The NGO sector in Ethiopia is now “gripped by founder syndrome” according to research undertaken in 2021. The research found that the board, the leader and the senior staff are the most important actors. But funders too have a critical role to play in supporting healthy leadership transition. The Ethiopian civil society leaders interviewed in ‘Supporting CSO Leadership Succession’ asked funders to address the issue in four key ways, by:

  1. engaging more directly with grantee governance and second-line leadership;
  2. putting succession more explicitly on partners’ agendas;
  3. providing targeted capacity strengthening support; and
  4. taking a longer-term, more strategic approach to funding.

20 semi-structured interviews conducted in Amharic with Ethiopian civil society leaders and government representatives formed the bulk of the data gathering. It also built on prior INTRAC research and publications in this field. The research identified the leader themselves, the board and the senior staff as the key players in founder transition. The cultural and political context also has an important influence. Funders too have an opportunity to help or hinder the process.

Sadly, the research found little evidence of any meaningful funder engagement with the issue of founder succession in Ethiopia to date. One respondent stated that “Donors have not played any role in supporting our transition.” One or two mentioned that some US funders like “ask about leadership transition during their institutional capacity assessment” but then never follow through nor ask these questions again. Respondents only recalled one training that had focused on leadership succession, but this took place more than 10 years ago!

Instead, the research found that the ways many funders have operated in Ethiopia has exacerbated the challenge of transition. Short-term project funding tends to ignore the organisation’s health. One respondent said that “if donors only fund a project, they do not really assess governance or leadership succession issues.”Another observed that “donors are not long term thinkers. They might fund a project for many years, yet lack the commitment to long-term sustainability.” Previous government constraints on external funding in Ethiopia have obviously influenced this approach, but now the law has changed and restrictions eased.
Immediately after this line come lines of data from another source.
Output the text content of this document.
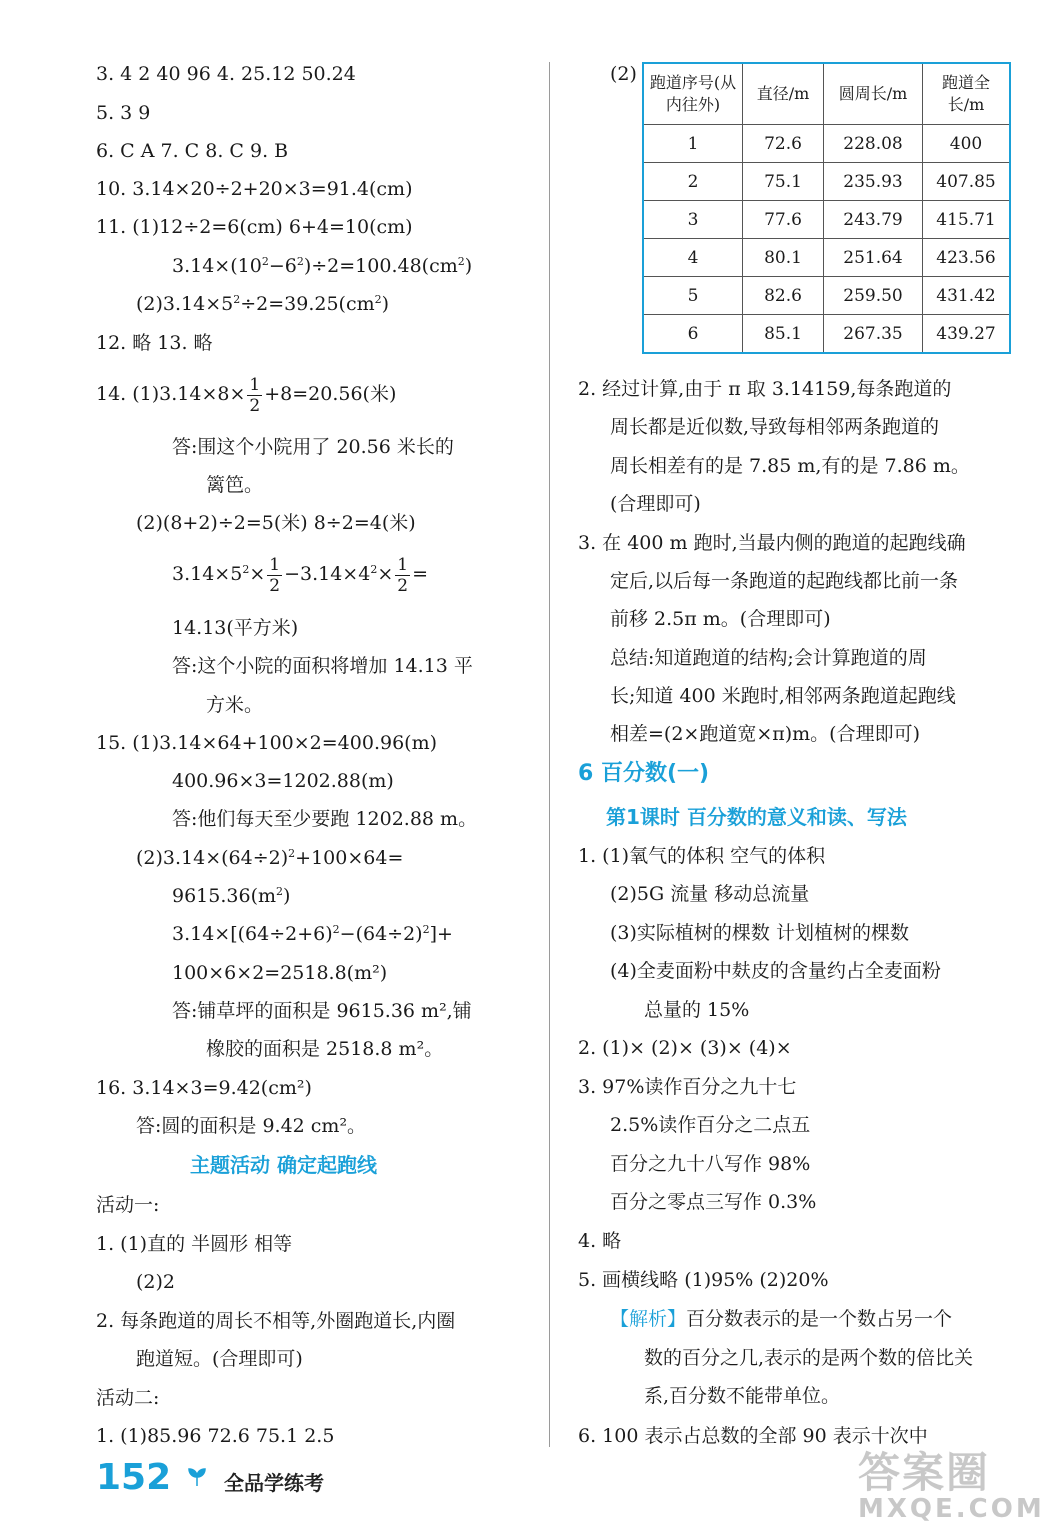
3. 4 2 40 96 4. 25.12 50.24
5. 3 9
6. C A 7. C 8. C 9. B
10. 3.14×20÷2+20×3=91.4(cm)
11. (1)12÷2=6(cm) 6+4=10(cm)
$3.14\times(10^2-6^2)\div 2=100.48(cm^2)$
$(2)3.14\times 5^2\div 2=39.25(cm^2)$
12. 略 13. 略
14. $(1)3.14\times 8\times \frac{1}{2} +8=20.56$(米)
答:围这个小院用了 20.56 米长的
篱笆。
(2)(8+2)÷2=5(米) 8÷2=4(米)
$3.14\times 5^2\times \frac{1}{2} -3.14\times 4^2\times \frac{1}{2}$ =
14.13(平方米)
答:这个小院的面积将增加 14.13 平
方米。
15. (1)3.14×64+100×2=400.96(m)
400.96×3=1202.88(m)
答:他们每天至少要跑 1202.88 m。
$(2)3.14\times(64\div 2)^2+100\times 64=$
$9615.36(m^2)$
$3.14\times[(64\div 2+6)^2-(64\div 2)^2]+$
100×6×2=2518.8(m²)
答:铺草坪的面积是 9615.36 m²,铺
橡胶的面积是 2518.8 m²。
16. 3.14×3=9.42(cm²)
答:圆的面积是 9.42 cm²。
主题活动 确定起跑线
活动一:
1. (1)直的 半圆形 相等
(2)2
2. 每条跑道的周长不相等,外圈跑道长,内圈
跑道短。(合理即可)
活动二:
1. (1)85.96 72.6 75.1 2.5
(2) 跑道序号(从内往外)	直径/m	圆周长/m	跑道全长/m
1	72.6	228.08	400
2	75.1	235.93	407.85
3	77.6	243.79	415.71
4	80.1	251.64	423.56
5	82.6	259.50	431.42
6	85.1	267.35	439.27
2. 经过计算,由于 π 取 3.14159,每条跑道的
周长都是近似数,导致每相邻两条跑道的
周长相差有的是 7.85 m,有的是 7.86 m。
(合理即可)
3. 在 400 m 跑时,当最内侧的跑道的起跑线确
定后,以后每一条跑道的起跑线都比前一条
前移 2.5π m。(合理即可)
总结:知道跑道的结构;会计算跑道的周
长;知道 400 米跑时,相邻两条跑道起跑线
相差=(2×跑道宽×π)m。(合理即可)
6 百分数(一)
第1课时 百分数的意义和读、写法
1. (1)氧气的体积 空气的体积
(2)5G 流量 移动总流量
(3)实际植树的棵数 计划植树的棵数
(4)全麦面粉中麸皮的含量约占全麦面粉
总量的 15%
2. (1)× (2)× (3)× (4)×
3. 97%读作百分之九十七
2.5%读作百分之二点五
百分之九十八写作 98%
百分之零点三写作 0.3%
4. 略
5. 画横线略 (1)95% (2)20%
【解析】百分数表示的是一个数占另一个
数的百分之几,表示的是两个数的倍比关
系,百分数不能带单位。
6. 100 表示占总数的全部 90 表示十次中
152	全品学练考	答案圈
MXQE.COM
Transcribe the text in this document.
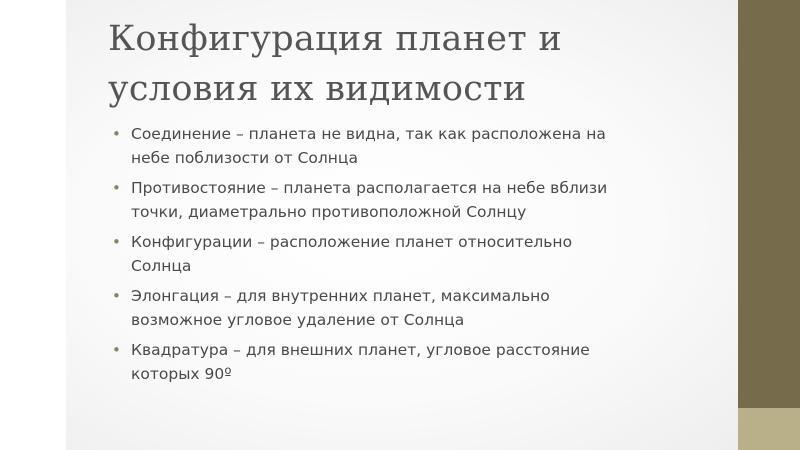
Конфигурация планет и
условия их видимости
• Соединение – планета не видна, так как расположена на
небе поблизости от Солнца
• Противостояние – планета располагается на небе вблизи
точки, диаметрально противоположной Солнцу
• Конфигурации – расположение планет относительно
Солнца
• Элонгация – для внутренних планет, максимально
возможное угловое удаление от Солнца
• Квадратура – для внешних планет, угловое расстояние
которых 90º
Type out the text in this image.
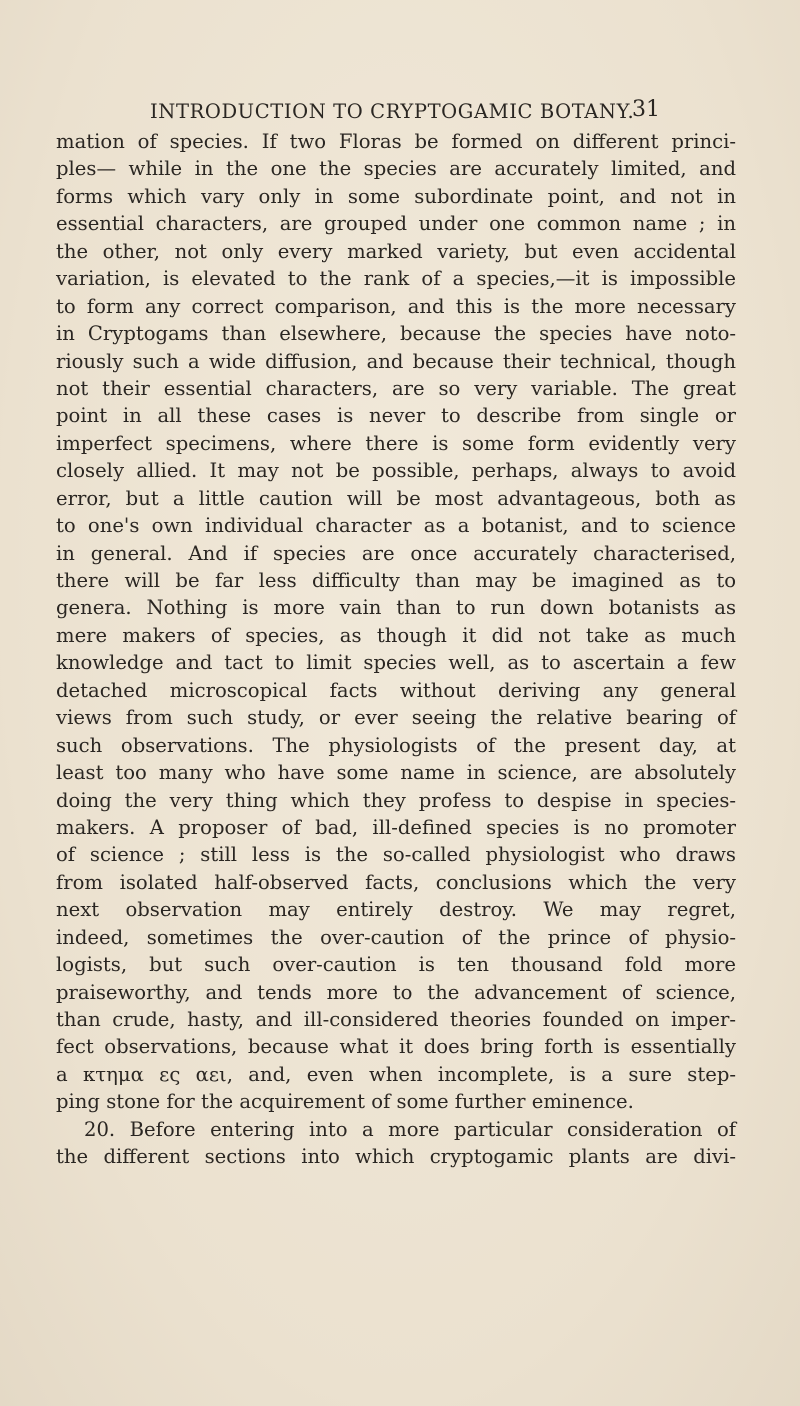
INTRODUCTION TO CRYPTOGAMIC BOTANY.
31
mation of species. If two Floras be formed on different princi-
ples— while in the one the species are accurately limited, and
forms which vary only in some subordinate point, and not in
essential characters, are grouped under one common name ; in
the other, not only every marked variety, but even accidental
variation, is elevated to the rank of a species,—it is impossible
to form any correct comparison, and this is the more necessary
in Cryptogams than elsewhere, because the species have noto-
riously such a wide diffusion, and because their technical, though
not their essential characters, are so very variable. The great
point in all these cases is never to describe from single or
imperfect specimens, where there is some form evidently very
closely allied. It may not be possible, perhaps, always to avoid
error, but a little caution will be most advantageous, both as
to one's own individual character as a botanist, and to science
in general. And if species are once accurately characterised,
there will be far less difficulty than may be imagined as to
genera. Nothing is more vain than to run down botanists as
mere makers of species, as though it did not take as much
knowledge and tact to limit species well, as to ascertain a few
detached microscopical facts without deriving any general
views from such study, or ever seeing the relative bearing of
such observations. The physiologists of the present day, at
least too many who have some name in science, are absolutely
doing the very thing which they profess to despise in species-
makers. A proposer of bad, ill-defined species is no promoter
of science ; still less is the so-called physiologist who draws
from isolated half-observed facts, conclusions which the very
next observation may entirely destroy. We may regret,
indeed, sometimes the over-caution of the prince of physio-
logists, but such over-caution is ten thousand fold more
praiseworthy, and tends more to the advancement of science,
than crude, hasty, and ill-considered theories founded on imper-
fect observations, because what it does bring forth is essentially
a κτημα ες αει, and, even when incomplete, is a sure step-
ping stone for the acquirement of some further eminence.
20. Before entering into a more particular consideration of
the different sections into which cryptogamic plants are divi-
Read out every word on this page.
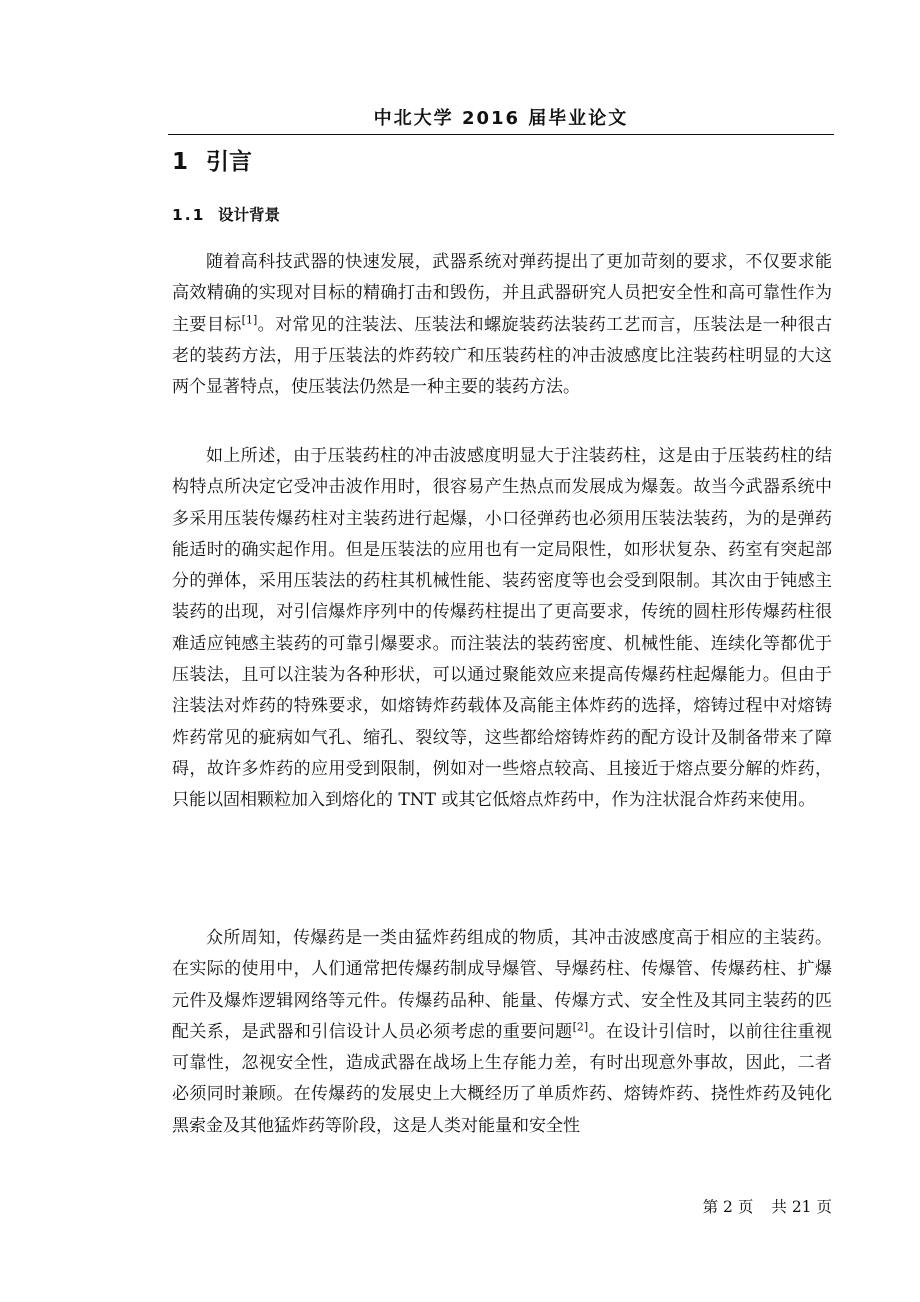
中北大学 2016 届毕业论文
1 引言
1.1 设计背景

随着高科技武器的快速发展，武器系统对弹药提出了更加苛刻的要求，不仅要求能高效精确的实现对目标的精确打击和毁伤，并且武器研究人员把安全性和高可靠性作为主要目标[1]。对常见的注装法、压装法和螺旋装药法装药工艺而言，压装法是一种很古老的装药方法，用于压装法的炸药较广和压装药柱的冲击波感度比注装药柱明显的大这两个显著特点，使压装法仍然是一种主要的装药方法。

如上所述，由于压装药柱的冲击波感度明显大于注装药柱，这是由于压装药柱的结构特点所决定它受冲击波作用时，很容易产生热点而发展成为爆轰。故当今武器系统中多采用压装传爆药柱对主装药进行起爆，小口径弹药也必须用压装法装药，为的是弹药能适时的确实起作用。但是压装法的应用也有一定局限性，如形状复杂、药室有突起部分的弹体，采用压装法的药柱其机械性能、装药密度等也会受到限制。其次由于钝感主装药的出现，对引信爆炸序列中的传爆药柱提出了更高要求，传统的圆柱形传爆药柱很难适应钝感主装药的可靠引爆要求。而注装法的装药密度、机械性能、连续化等都优于压装法，且可以注装为各种形状，可以通过聚能效应来提高传爆药柱起爆能力。但由于注装法对炸药的特殊要求，如熔铸炸药载体及高能主体炸药的选择，熔铸过程中对熔铸炸药常见的疵病如气孔、缩孔、裂纹等，这些都给熔铸炸药的配方设计及制备带来了障碍，故许多炸药的应用受到限制，例如对一些熔点较高、且接近于熔点要分解的炸药，只能以固相颗粒加入到熔化的 TNT 或其它低熔点炸药中，作为注状混合炸药来使用。

众所周知，传爆药是一类由猛炸药组成的物质，其冲击波感度高于相应的主装药。在实际的使用中，人们通常把传爆药制成导爆管、导爆药柱、传爆管、传爆药柱、扩爆元件及爆炸逻辑网络等元件。传爆药品种、能量、传爆方式、安全性及其同主装药的匹配关系，是武器和引信设计人员必须考虑的重要问题[2]。在设计引信时，以前往往重视可靠性，忽视安全性，造成武器在战场上生存能力差，有时出现意外事故，因此，二者必须同时兼顾。在传爆药的发展史上大概经历了单质炸药、熔铸炸药、挠性炸药及钝化黑索金及其他猛炸药等阶段，这是人类对能量和安全性

第 2 页 共 21 页
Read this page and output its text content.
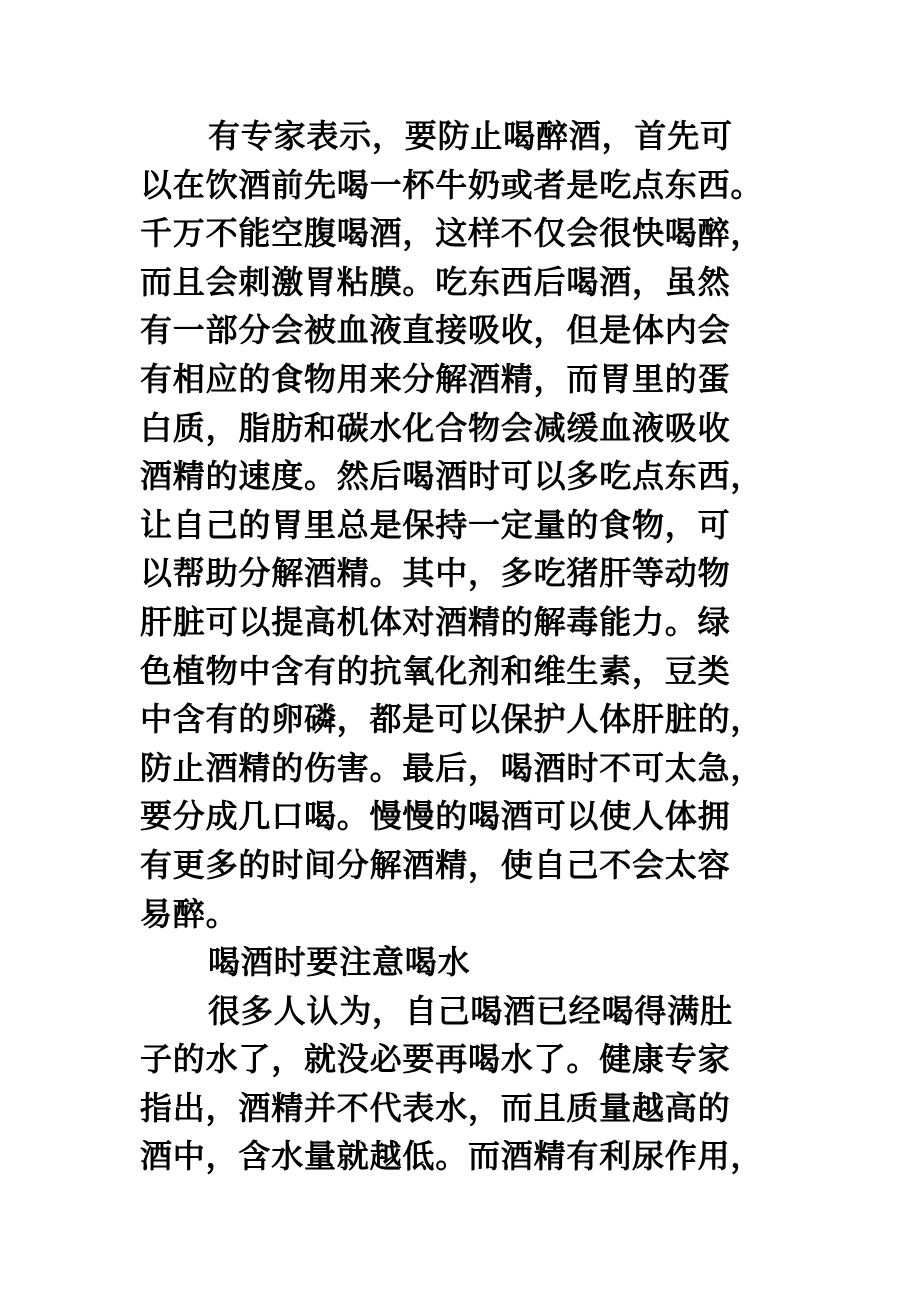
有专家表示，要防止喝醉酒，首先可
以在饮酒前先喝一杯牛奶或者是吃点东西。
千万不能空腹喝酒，这样不仅会很快喝醉，
而且会刺激胃粘膜。吃东西后喝酒，虽然
有一部分会被血液直接吸收，但是体内会
有相应的食物用来分解酒精，而胃里的蛋
白质，脂肪和碳水化合物会减缓血液吸收
酒精的速度。然后喝酒时可以多吃点东西，
让自己的胃里总是保持一定量的食物，可
以帮助分解酒精。其中，多吃猪肝等动物
肝脏可以提高机体对酒精的解毒能力。绿
色植物中含有的抗氧化剂和维生素，豆类
中含有的卵磷，都是可以保护人体肝脏的，
防止酒精的伤害。最后，喝酒时不可太急，
要分成几口喝。慢慢的喝酒可以使人体拥
有更多的时间分解酒精，使自己不会太容
易醉。
喝酒时要注意喝水
很多人认为，自己喝酒已经喝得满肚
子的水了，就没必要再喝水了。健康专家
指出，酒精并不代表水，而且质量越高的
酒中，含水量就越低。而酒精有利尿作用，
Respondents also observed that funders often pay too much attention to individual leader. As one put it: “Funders are festering the problem by establishing trust with one person, usually the CEO, and demanding the presence of that person at all times. This perpetuates malpractice in the organisation.

Instead, Ethiopian leaders in this research asked funders to get more involved in the sensitive topic of leadership succession. They recommended four practical ways to do this.

1) Pay greater attention to governance and second-line leadership in making funding decisions and then in monitoring the grant management.

The research showed the key role that boards play in ensuring healthy succession. Consequently, respondents said that “funding should be tied to internal governance requirements”. They asked funders to engage more directly and consistently with partners’ boards throughout the relationship (easier now that online board meetings have become more normal).

Respondents also felt funders could do more to engage with senior managers or potential leaders, not just the CEO. One respondent said: “Show you have faith and are not centralising leadership in your mind too. Give space to growth from inside.” One went further to suggest that funders make it a condition for grantees to bring on the next generation of leaders from the start of the grant, not as an afterthought at the end.

2) Put succession on partners’ agendas.

Although it is an acutely sensitive issue, Ethiopian respondents felt that “donors raising the awareness of leadership succession is vital”. They feel that funders had a critical role in raising difficult and uncomfortable questions, saying that “donors can ask the right questions in the right time for leaders (and boards) to pause and think through their leadership and show more commitment to sustainability”. Because of their distance, funders are able to ‘ask the unaskable’ –  thereby legitimating discussion of an otherwise taboo topic. Many respondents felt that funders should explicitly ask to see a succession plan.

3) Invest in capacity strengthening.

Respondents suggested a number of ways to do this:

  • Putting together resources for sharing good experiences of transitions.
  • Supporting leadership coaches or peer learning sets to help founders discuss succession in safe, supportive environments.
  • Encouraging specific training for all boards because “if boards are not functioning you cannot have healthy succession”.
  • Supporting programmes for emerging leaders.

4) Fund more strategically.

These initiatives need reinforcing with core funding to encourage longer-term strategic thinking. They may also need to cover ‘difficult’ (but essential) areas of second-line leadership and the costs of founder transition. As one said: “One-person leadership is always easier for decision-making, but shared leadership is one way of making transition easier.” Others said the funders could play a key role in supporting transition costs, creating a paid space for exiting founders to reflect and document their learning.

Healthy leadership transition is key for resilient, sustainable organisations. Rather than shy away from this sensitive and complex challenge, Ethiopian civil society leaders are asking funders to start supporting succession more intentionally. They offer realistic and practical ways to do this well.